Başbakan Ahmet Davutoğlu, CNN International'dan Christiane Amanpour'un sorularını yanıtladı.

5- Mevcut durum provokasyona çok açık, hassasiyetler üzerine oynamaya çok müsait. Kürtler arasında Türklerin milli değerlerinden nefret edenler elbette var ama Demirtaş'ın Atatürk büstüne ve bayrağımıza yapılan saldırıları kınadığını, boş çıkan Kabataş'ta başörtülü bacıma saldırdılar ve camide içki içtiler iddaalarını, polise molotof atan bir şahsın MİT'çi çıkmasını da aklınızın bir köşesinde bulundurun. Bu coğrafyada herşey her zaman göründüğü gibi olmayabiliyor.

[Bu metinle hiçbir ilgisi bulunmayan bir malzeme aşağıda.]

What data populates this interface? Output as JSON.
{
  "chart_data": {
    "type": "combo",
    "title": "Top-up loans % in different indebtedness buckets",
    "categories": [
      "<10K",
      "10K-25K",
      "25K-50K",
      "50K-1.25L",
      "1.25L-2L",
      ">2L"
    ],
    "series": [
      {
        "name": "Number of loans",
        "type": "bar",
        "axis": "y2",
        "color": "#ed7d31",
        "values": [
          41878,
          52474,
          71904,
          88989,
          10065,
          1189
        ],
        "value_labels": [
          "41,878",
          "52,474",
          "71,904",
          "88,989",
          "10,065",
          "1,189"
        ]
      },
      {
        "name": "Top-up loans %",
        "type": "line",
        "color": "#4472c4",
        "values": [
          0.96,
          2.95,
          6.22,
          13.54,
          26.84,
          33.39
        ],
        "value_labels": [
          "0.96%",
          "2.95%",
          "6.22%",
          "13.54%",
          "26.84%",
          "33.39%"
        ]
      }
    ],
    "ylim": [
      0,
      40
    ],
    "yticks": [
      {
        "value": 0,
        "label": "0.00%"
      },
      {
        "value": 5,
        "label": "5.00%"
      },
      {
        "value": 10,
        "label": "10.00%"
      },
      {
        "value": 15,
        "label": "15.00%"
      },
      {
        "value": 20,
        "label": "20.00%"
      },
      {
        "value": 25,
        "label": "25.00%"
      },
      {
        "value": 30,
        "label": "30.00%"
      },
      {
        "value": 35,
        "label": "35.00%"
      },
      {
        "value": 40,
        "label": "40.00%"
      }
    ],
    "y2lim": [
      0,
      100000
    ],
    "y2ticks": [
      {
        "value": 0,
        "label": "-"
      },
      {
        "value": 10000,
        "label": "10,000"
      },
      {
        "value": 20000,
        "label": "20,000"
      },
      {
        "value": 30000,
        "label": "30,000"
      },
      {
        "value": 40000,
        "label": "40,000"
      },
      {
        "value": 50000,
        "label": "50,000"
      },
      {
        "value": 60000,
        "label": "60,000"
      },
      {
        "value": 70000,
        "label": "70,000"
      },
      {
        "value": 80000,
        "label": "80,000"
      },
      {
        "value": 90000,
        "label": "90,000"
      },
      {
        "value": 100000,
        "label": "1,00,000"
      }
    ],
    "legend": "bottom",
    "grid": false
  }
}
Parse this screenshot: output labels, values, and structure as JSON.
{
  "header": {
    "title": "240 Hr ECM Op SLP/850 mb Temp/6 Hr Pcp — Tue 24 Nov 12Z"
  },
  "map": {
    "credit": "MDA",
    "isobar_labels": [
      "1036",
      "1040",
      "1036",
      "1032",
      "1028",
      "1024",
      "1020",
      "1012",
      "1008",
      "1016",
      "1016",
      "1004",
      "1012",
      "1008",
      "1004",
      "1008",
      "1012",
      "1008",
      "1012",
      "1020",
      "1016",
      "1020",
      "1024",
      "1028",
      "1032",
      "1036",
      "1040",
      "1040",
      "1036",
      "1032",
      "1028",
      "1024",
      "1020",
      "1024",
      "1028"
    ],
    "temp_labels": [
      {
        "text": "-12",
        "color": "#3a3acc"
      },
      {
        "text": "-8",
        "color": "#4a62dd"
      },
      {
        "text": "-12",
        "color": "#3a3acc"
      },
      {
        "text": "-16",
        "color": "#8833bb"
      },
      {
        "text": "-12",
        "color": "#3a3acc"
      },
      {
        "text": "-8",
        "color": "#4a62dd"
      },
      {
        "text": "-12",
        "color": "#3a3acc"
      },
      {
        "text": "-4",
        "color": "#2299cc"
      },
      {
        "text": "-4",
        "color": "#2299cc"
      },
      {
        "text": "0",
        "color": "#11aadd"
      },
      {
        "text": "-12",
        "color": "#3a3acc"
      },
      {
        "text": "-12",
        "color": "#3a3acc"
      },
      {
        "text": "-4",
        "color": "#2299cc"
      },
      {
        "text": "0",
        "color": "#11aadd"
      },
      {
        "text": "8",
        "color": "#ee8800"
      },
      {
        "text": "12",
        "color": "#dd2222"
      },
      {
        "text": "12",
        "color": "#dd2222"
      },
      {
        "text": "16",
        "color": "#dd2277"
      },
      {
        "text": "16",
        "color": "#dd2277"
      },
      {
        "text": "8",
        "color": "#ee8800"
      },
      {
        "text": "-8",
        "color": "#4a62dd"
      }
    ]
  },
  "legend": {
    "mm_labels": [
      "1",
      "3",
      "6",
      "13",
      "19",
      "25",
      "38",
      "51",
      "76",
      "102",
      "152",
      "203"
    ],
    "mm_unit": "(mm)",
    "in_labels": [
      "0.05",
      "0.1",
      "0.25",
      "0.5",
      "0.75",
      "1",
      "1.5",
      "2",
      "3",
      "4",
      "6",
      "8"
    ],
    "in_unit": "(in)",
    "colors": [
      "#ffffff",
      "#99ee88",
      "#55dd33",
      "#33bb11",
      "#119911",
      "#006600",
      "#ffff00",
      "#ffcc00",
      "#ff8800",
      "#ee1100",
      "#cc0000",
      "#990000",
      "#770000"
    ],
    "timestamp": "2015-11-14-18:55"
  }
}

6- Kürtler ile savaşıyor diye Işid'e sempati duyulmaz. Yıllarca siyasal İslam ile didişen ulusalcı kanadın Kürtler'i öldürüyor ne de olsa diyerek bana dokunmayan yılan bin yıl yaşasıncılık yapması bayaa absürd. Radikal İslamcı, Kürt-Türk ayırmaz; yarın Işid bombalarının Taksim'de patlamayacağının garantisi yok.

Bu satırları etrafı yakıp yıkanları hoş göstermek ya da haklı çıkarmak için yazmadım. Sakin ve sağduyulu bir şekilde olayları analiz etmektir önemli olan. Bu sebeple kulaklarımızı dış seslere tıkamamalı ve mümkün mertebe penguen medyasına alternatif kayaklardan da bilgi edinmeye çalışmalıyız. Son olarak da filler tepişir ve çimenler ezilir diyerek yazımı noktalıyorum. Allah sonumuzu hayır etsin.